The Williamsport Bureau of Police or (WBP) is the police agency responsible for law enforcement and investigations within the City of Williamsport, Pennsylvania, the county seat of Lycoming County. The Williamsport PD is the oldest police department in Lycoming county and Central Pennsylvania (even preceding the Pennsylvania State Police). As of 2024 there was 50 active sworn police officers on the force.

==History==
The WPD was formed in 1850, Samuel B. Coder was the then-Borough of Williamsport's first police man. Samuel Coder appears to have served in this capacity until the time that Williamsport was incorporated as a city in 1866. The City of Williamsport’s was incorporation on January 15, 1866, with city government organizing through the winter months and into the spring of 1866. Maj.
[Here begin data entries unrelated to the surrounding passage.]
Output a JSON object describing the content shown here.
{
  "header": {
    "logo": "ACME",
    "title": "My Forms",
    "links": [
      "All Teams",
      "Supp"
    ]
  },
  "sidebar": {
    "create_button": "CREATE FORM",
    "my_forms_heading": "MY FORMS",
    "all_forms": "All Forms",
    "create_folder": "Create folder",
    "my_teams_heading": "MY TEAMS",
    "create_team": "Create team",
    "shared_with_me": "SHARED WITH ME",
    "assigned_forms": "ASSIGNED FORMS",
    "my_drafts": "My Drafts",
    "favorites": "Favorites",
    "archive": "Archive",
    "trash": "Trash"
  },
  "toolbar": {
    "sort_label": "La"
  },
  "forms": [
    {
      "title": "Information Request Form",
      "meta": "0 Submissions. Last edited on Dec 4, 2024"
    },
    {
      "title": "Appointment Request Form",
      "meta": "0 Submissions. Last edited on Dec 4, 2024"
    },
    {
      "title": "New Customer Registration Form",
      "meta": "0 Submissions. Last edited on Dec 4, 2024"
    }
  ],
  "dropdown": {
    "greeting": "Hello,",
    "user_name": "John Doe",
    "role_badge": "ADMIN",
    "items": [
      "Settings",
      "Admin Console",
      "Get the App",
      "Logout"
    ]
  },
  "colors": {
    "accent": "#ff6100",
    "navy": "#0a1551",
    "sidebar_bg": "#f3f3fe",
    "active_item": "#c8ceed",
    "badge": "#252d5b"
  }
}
James M. Wood was elected as the city’s first mayor in May 1866. Corresponding changes in city government became necessary so two bodies of councils were formed and it was decided that a regular police force was needed. The appointment of a regular police force was authorized by an Act of Assembly on March 21, 1867 and on June 4, 1866 Chief of Police Alexander M. McFadden was appointed with Samuel B. Coder, Appolos W. Grafius, and George W. Wilkinson all serving as police officers.

In the 145-year history of the city involving dedicated and professional public service to the City of Williamsport by more than 500 Officers who have donned the uniform.

== Ranks within the department ==

| Title | Symbol | Uniform shirt color | Notes |
|---|---|---|---|
| Chief |  | White | Head of police. Appointed by city mayor |
| Asst. Chief |  | White | Appointed by city mayor |
| Captain |  | White |  |
| Criminal Investigator |  | N/A | Major crime and homicide investigator |
| Lieutenant |  | Blue | Supervisor/Civil rank police officer |
| Sergeant |  | Blue | Supervisor/Civil rank police officer |
| Corporal |  | Blue | Supervisor/Civil rank police officer |
| Police officer |  | Blue | Supervisor/Civil rank police officer |
| Cadet |  | N/A | Beginner level of police agency |

==Vehicles==
- 13 Dodge Durango Special Service Package
- 1 Ford Transit (FSU Van)
- 1 Police Interceptor Utility SUV
- 2 Ford Police Interceptor's
- 3 Chevrolet Tahoe (K9 Units)

==Branches==
- Crime Scene Unit/Forensics
- Police Patrol Division
- Criminal Investigation Division
- K-9
- Special Response Team
- School Resource Officer

== Controversy ==

=== Homicide by vehicle ===
In 2014, a Williamsport police officer named Jonathan Deprenda was traveling at 88 miles an hour when his cruiser collided with another car killing a man. State and Williamsport police say Deprenda was on his way to help another cop in a Police chase when he collided with another vehicle causing the other vehicle to catch fire. Officer Deprenda drove almost three times the posted 35 mile an hour speed limit. Later that year the officer pled guilty to Involuntary manslaughter.